CMOS technology is well known in the art. CMOS technology has become the dominant technology for information processing because of its low operating voltage, low power consumption, and short channel length with accompanying high speed. Usually, other metal-oxide field effect transistor (MOSFET) technologies utilize only n-channel depletion-type or enhancement-type transistors summarized by the name NMOSFET, or PMOSFET technology which employs transistors with p-channels. However, CMOS technology is complementary because both n-channel and p-channel transistors are integrated on one chip.
A CMOS inverter circuit serves as a fundamental building block in CMOS circuits. The CMOS inverter represents a low-power alternative to the depletion load inverter circuit. FIG. 1 represents schematically a typical CMOS inverter 20. The inverter 20 includes both a p-channel enhancement transistor 22 and an n-channel enhancement transistor 24. As shown, the inverter 20 is generally symmetric with respect to the inverter input terminal 26 and output terminal 28. The gates 30 and 32 of the p-channel transistor 22 and n-channel transistor 24, respectively, are connected together and serve as the input terminal 26. An input voltage V.sub.in is coupled to the input terminal 26 relative to ground.
The drain regions 34 and 36 of the p-channel transistor 22 and n-channel transistor 24, respectively, are connected together and serve as the output terminal 28. An output voltage V.sub.out is presented at the output terminal 28 with respect to ground. The source region 38 of the p-channel transistor 22 is connected to a positive voltage V.sub.DD. On the other hand, a more negative voltage V.sub.SS or ground is connected to the source region 40 of the n-channel transistor 24. A typical logic symbol representing the inverter 20 is illustrated in FIG. 2.
As is well known, when a logic "1" signal (e.g., 5 volts) is input to the input terminal 26, the inverter 20 will output a logic "0" signal (e.g., 0 volts) at the output terminal 28. Conversely, if a logic "0" is input the inverter 20 will output a logic "1".
In CMOS, as with most other technologies, the trend is to design circuits capable of operating at higher speeds. In addition, the trend is to design circuits with reduced line widths so as to increase the density/reduce the size thereof. As CMOS inverters are designed to operate at higher speeds and with reduced line widths, the gate RC delay of the inverter begins to play a larger role with respect to the performance of the inverter as well as any associated circuitry. The gate RC delay relates generally to the resistance of the gates of the respective p-channel and n-channel transistors making up the inverter. In addition, there exists intrinsic gate capacitance of the transistors which combines with the gate resistance to result in the gate RC delay.

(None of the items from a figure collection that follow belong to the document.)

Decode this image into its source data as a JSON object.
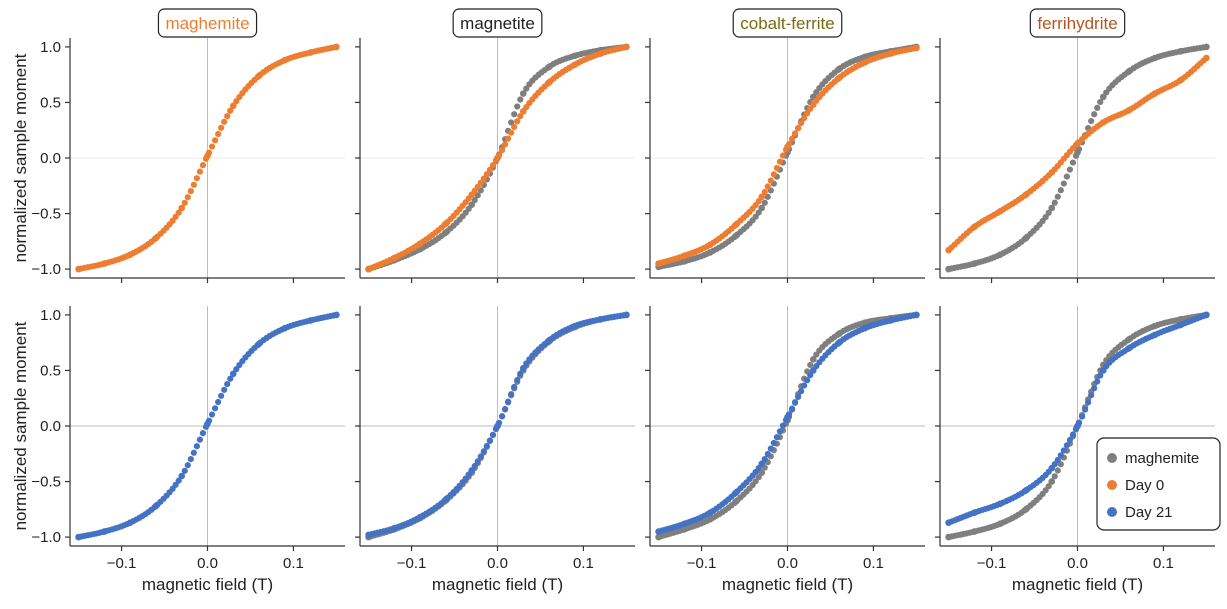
{
  "figure": {
    "xlabel": "magnetic field (T)",
    "ylabel": "normalized sample moment"
  },
  "colors": {
    "reference": "#7f7f7f",
    "day0": "#ed7d31",
    "day21": "#4472c4"
  },
  "legend": {
    "placement": "bottom-right of last panel",
    "items": [
      {
        "label": "maghemite",
        "color": "#7f7f7f"
      },
      {
        "label": "Day 0",
        "color": "#ed7d31"
      },
      {
        "label": "Day 21",
        "color": "#4472c4"
      }
    ]
  },
  "chart_data": {
    "type": "scatter",
    "layout": "2 rows x 4 columns, shared axes",
    "x_axis": {
      "label": "magnetic field (T)",
      "range": [
        -0.16,
        0.16
      ],
      "ticks": [
        -0.1,
        0.0,
        0.1
      ],
      "tick_labels": [
        "−0.1",
        "0.0",
        "0.1"
      ]
    },
    "y_axis": {
      "label": "normalized sample moment",
      "range": [
        -1.08,
        1.08
      ],
      "ticks": [
        -1.0,
        -0.5,
        0.0,
        0.5,
        1.0
      ],
      "tick_labels": [
        "−1.0",
        "−0.5",
        "0.0",
        "0.5",
        "1.0"
      ]
    },
    "grid": "zero lines only",
    "columns": [
      {
        "title": "maghemite",
        "title_color": "#ed7d31"
      },
      {
        "title": "magnetite",
        "title_color": "#222222"
      },
      {
        "title": "cobalt-ferrite",
        "title_color": "#7a6b10"
      },
      {
        "title": "ferrihydrite",
        "title_color": "#b5541f"
      }
    ],
    "panels": [
      {
        "row": 0,
        "col": 0,
        "series": [
          {
            "key": "day0",
            "x": [
              -0.15,
              -0.12,
              -0.09,
              -0.06,
              -0.03,
              0.0,
              0.03,
              0.06,
              0.09,
              0.12,
              0.15
            ],
            "y": [
              -1.0,
              -0.95,
              -0.87,
              -0.72,
              -0.45,
              0.02,
              0.47,
              0.74,
              0.88,
              0.95,
              1.0
            ]
          }
        ]
      },
      {
        "row": 0,
        "col": 1,
        "series": [
          {
            "key": "reference",
            "x": [
              -0.15,
              -0.12,
              -0.09,
              -0.06,
              -0.03,
              0.0,
              0.03,
              0.06,
              0.09,
              0.12,
              0.15
            ],
            "y": [
              -1.0,
              -0.92,
              -0.82,
              -0.67,
              -0.42,
              0.0,
              0.58,
              0.82,
              0.92,
              0.97,
              1.0
            ]
          },
          {
            "key": "day0",
            "x": [
              -0.15,
              -0.12,
              -0.09,
              -0.06,
              -0.03,
              0.0,
              0.03,
              0.06,
              0.09,
              0.12,
              0.15
            ],
            "y": [
              -1.0,
              -0.9,
              -0.77,
              -0.59,
              -0.33,
              0.0,
              0.42,
              0.68,
              0.84,
              0.94,
              1.0
            ]
          }
        ]
      },
      {
        "row": 0,
        "col": 2,
        "series": [
          {
            "key": "reference",
            "x": [
              -0.15,
              -0.12,
              -0.09,
              -0.06,
              -0.03,
              0.0,
              0.03,
              0.06,
              0.09,
              0.12,
              0.15
            ],
            "y": [
              -0.98,
              -0.93,
              -0.85,
              -0.7,
              -0.45,
              0.05,
              0.55,
              0.8,
              0.91,
              0.96,
              1.0
            ]
          },
          {
            "key": "day0",
            "x": [
              -0.15,
              -0.12,
              -0.09,
              -0.06,
              -0.03,
              0.0,
              0.03,
              0.06,
              0.09,
              0.12,
              0.15
            ],
            "y": [
              -0.95,
              -0.88,
              -0.78,
              -0.6,
              -0.35,
              0.1,
              0.48,
              0.72,
              0.86,
              0.94,
              0.99
            ]
          }
        ]
      },
      {
        "row": 0,
        "col": 3,
        "series": [
          {
            "key": "reference",
            "x": [
              -0.15,
              -0.12,
              -0.09,
              -0.06,
              -0.03,
              0.0,
              0.03,
              0.06,
              0.09,
              0.12,
              0.15
            ],
            "y": [
              -1.0,
              -0.95,
              -0.87,
              -0.72,
              -0.45,
              0.05,
              0.55,
              0.78,
              0.9,
              0.96,
              1.0
            ]
          },
          {
            "key": "day0",
            "x": [
              -0.15,
              -0.12,
              -0.09,
              -0.06,
              -0.03,
              0.0,
              0.03,
              0.06,
              0.09,
              0.12,
              0.15
            ],
            "y": [
              -0.83,
              -0.62,
              -0.48,
              -0.33,
              -0.13,
              0.13,
              0.32,
              0.43,
              0.58,
              0.7,
              0.9
            ]
          }
        ]
      },
      {
        "row": 1,
        "col": 0,
        "series": [
          {
            "key": "day21",
            "x": [
              -0.15,
              -0.12,
              -0.09,
              -0.06,
              -0.03,
              0.0,
              0.03,
              0.06,
              0.09,
              0.12,
              0.15
            ],
            "y": [
              -1.0,
              -0.95,
              -0.87,
              -0.72,
              -0.45,
              0.02,
              0.47,
              0.74,
              0.88,
              0.95,
              1.0
            ]
          }
        ]
      },
      {
        "row": 1,
        "col": 1,
        "series": [
          {
            "key": "reference",
            "x": [
              -0.15,
              -0.12,
              -0.09,
              -0.06,
              -0.03,
              0.0,
              0.03,
              0.06,
              0.09,
              0.12,
              0.15
            ],
            "y": [
              -1.0,
              -0.93,
              -0.83,
              -0.67,
              -0.42,
              0.0,
              0.5,
              0.76,
              0.89,
              0.96,
              1.0
            ]
          },
          {
            "key": "day21",
            "x": [
              -0.15,
              -0.12,
              -0.09,
              -0.06,
              -0.03,
              0.0,
              0.03,
              0.06,
              0.09,
              0.12,
              0.15
            ],
            "y": [
              -0.98,
              -0.92,
              -0.82,
              -0.66,
              -0.4,
              0.0,
              0.52,
              0.77,
              0.9,
              0.96,
              1.0
            ]
          }
        ]
      },
      {
        "row": 1,
        "col": 2,
        "series": [
          {
            "key": "reference",
            "x": [
              -0.15,
              -0.12,
              -0.09,
              -0.06,
              -0.03,
              0.0,
              0.03,
              0.06,
              0.09,
              0.12,
              0.15
            ],
            "y": [
              -1.0,
              -0.93,
              -0.84,
              -0.68,
              -0.42,
              0.05,
              0.6,
              0.83,
              0.93,
              0.97,
              1.0
            ]
          },
          {
            "key": "day21",
            "x": [
              -0.15,
              -0.12,
              -0.09,
              -0.06,
              -0.03,
              0.0,
              0.03,
              0.06,
              0.09,
              0.12,
              0.15
            ],
            "y": [
              -0.95,
              -0.88,
              -0.78,
              -0.6,
              -0.34,
              0.08,
              0.5,
              0.75,
              0.88,
              0.95,
              1.0
            ]
          }
        ]
      },
      {
        "row": 1,
        "col": 3,
        "series": [
          {
            "key": "reference",
            "x": [
              -0.15,
              -0.12,
              -0.09,
              -0.06,
              -0.03,
              0.0,
              0.03,
              0.06,
              0.09,
              0.12,
              0.15
            ],
            "y": [
              -1.0,
              -0.95,
              -0.88,
              -0.75,
              -0.5,
              0.0,
              0.55,
              0.78,
              0.9,
              0.96,
              1.0
            ]
          },
          {
            "key": "day21",
            "x": [
              -0.15,
              -0.12,
              -0.09,
              -0.06,
              -0.03,
              0.0,
              0.03,
              0.06,
              0.09,
              0.12,
              0.15
            ],
            "y": [
              -0.87,
              -0.78,
              -0.7,
              -0.58,
              -0.38,
              0.0,
              0.5,
              0.7,
              0.82,
              0.91,
              1.0
            ]
          }
        ]
      }
    ]
  }
}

Previously, the gate resistance and capacitance induced propagation delay for a CMOS inverter (herein referred to as the "gate RC delay") has been difficult to determine analytically. Many design applications such as the commonly known and commercially available SPICE simulation software rely on a mature model of the device requiring a large number of design parameters. Such a mature model of an inverter typically is not available during the early stages of circuit development. This makes it more difficult for designers to design and fabricate a complete CMOS circuit incorporating one or more inverters which will perform satisfactorily at a particular operating frequency and/or design width.
In view of the aforementioned shortcomings associated with previous approaches to designing and manufacturing CMOS inverters, there is a strong need in the art for a system which estimates a gate RC delay or related parameter as a function of technical parameters readily available in the early stages of design. For example, there is a need for a system which estimates a gate RC delay of a CMOS inverter without requiring a mature model. Similarly, there is a strong need for a system which determines a width of the n-channel and p-channel transistors in order to achieve a given gate RC delay.